"Ne yahudiliğimiz, ne ermeniliğimiz, afedersin ne de rumluğumuz kaldı."
Yukarıda ki sözler seçim kampanyasını onlar ve bizler diye inşa eden; rakibini dini mezhebi üzerinden karşısında ki topluluğa yuhalatan; İsrail'e "One Minute" diye çıkışıp mücahitlikte çığır açan ama İsrail'i koruyacak füzeleri hiç çekinmeden ülkemize yerleştiren; işine gelince pis işlerinin sorumlusu olarak devleti ortaya koyan, işine gelince sorumluluğu hükümete devşiren; Dersim için katliam kelimesini kullanıp, kürsüde teröristleri yücelten ama Uludere için ses çıkaramayan başbakanımıza ait sözler.

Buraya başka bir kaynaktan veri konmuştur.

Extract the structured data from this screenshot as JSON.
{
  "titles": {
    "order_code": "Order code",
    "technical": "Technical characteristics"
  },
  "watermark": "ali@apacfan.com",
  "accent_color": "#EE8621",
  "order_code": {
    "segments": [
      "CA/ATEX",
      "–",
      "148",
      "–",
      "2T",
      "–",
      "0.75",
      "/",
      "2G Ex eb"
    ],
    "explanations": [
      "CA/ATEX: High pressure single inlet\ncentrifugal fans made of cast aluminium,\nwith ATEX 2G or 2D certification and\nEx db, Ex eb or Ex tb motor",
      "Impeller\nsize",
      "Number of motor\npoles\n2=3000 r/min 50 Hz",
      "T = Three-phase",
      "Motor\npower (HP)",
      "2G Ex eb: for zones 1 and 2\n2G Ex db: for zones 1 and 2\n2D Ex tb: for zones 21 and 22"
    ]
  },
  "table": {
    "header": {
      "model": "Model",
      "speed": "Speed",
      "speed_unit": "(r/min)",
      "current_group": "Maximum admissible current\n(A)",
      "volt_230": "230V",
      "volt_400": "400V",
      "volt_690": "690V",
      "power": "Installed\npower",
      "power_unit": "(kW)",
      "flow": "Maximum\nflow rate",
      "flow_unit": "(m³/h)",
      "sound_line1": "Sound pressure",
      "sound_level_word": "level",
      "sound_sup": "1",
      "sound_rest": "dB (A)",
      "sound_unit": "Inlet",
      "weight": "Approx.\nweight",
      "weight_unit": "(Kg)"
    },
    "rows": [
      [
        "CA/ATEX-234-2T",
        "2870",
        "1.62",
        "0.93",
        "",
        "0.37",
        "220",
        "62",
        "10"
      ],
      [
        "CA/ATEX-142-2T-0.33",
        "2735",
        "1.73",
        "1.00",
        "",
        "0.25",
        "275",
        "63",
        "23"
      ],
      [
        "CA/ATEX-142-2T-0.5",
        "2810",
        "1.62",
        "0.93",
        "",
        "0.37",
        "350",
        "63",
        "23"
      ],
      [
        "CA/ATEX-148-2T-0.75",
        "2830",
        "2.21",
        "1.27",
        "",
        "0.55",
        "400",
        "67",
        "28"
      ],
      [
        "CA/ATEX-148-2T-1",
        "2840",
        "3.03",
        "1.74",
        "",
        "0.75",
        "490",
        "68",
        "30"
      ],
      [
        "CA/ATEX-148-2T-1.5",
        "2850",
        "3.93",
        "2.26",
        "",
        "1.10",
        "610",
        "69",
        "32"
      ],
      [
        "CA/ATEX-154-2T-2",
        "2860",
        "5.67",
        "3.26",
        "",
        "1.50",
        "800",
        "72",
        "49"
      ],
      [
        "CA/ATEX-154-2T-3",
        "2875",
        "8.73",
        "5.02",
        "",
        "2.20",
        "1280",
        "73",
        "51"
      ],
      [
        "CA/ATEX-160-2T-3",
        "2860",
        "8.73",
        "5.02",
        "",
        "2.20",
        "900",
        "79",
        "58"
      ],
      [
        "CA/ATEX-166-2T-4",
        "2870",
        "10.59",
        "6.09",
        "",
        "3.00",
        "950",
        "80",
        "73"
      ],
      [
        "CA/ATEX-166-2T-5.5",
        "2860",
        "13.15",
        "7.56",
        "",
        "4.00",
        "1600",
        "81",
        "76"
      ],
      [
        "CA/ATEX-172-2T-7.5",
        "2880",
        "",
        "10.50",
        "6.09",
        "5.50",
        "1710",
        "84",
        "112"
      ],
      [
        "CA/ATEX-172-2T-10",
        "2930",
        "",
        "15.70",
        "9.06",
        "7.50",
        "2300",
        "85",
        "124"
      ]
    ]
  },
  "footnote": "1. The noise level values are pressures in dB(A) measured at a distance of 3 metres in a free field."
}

Daha dün af dilenecek bir sıfat olarak bahsederken bugün rum asıllı birinin cenazesinde boy göstermek siyasetin ve siyasetçilerin aslında ne kadar kirli olduğunu bize birinci elden gösteriyor.
Dün söylediğini bugün yutan, dün başka, bugün başka davranan sayın başbakan efsane futbolcu Lefter Küçükandonyadis'in cenaze töreninde Fenerbahçe taraftarı tarafından yuhalanmış, tıpkı geçen sene aynı gün, 15 Ocak 2011'de Ali Sami Yen Stadının açılış töreninde Galatasaray taraftarı tarafından yuhalanması gibi.
Tayyip Erdoğan sinirlenmemesi için fanusundan çıkmaması gerektiğini anlayamıyor. Bu ülkede bindirilmiş kıtaların olmadığı bir kalabalıkla karşılaştığı zaman tepki almaya, yuhalanmaya, ıslıklanmaya alışması gerekiyor. Nede olsa ileri demokrasiyi yaşıyoruz.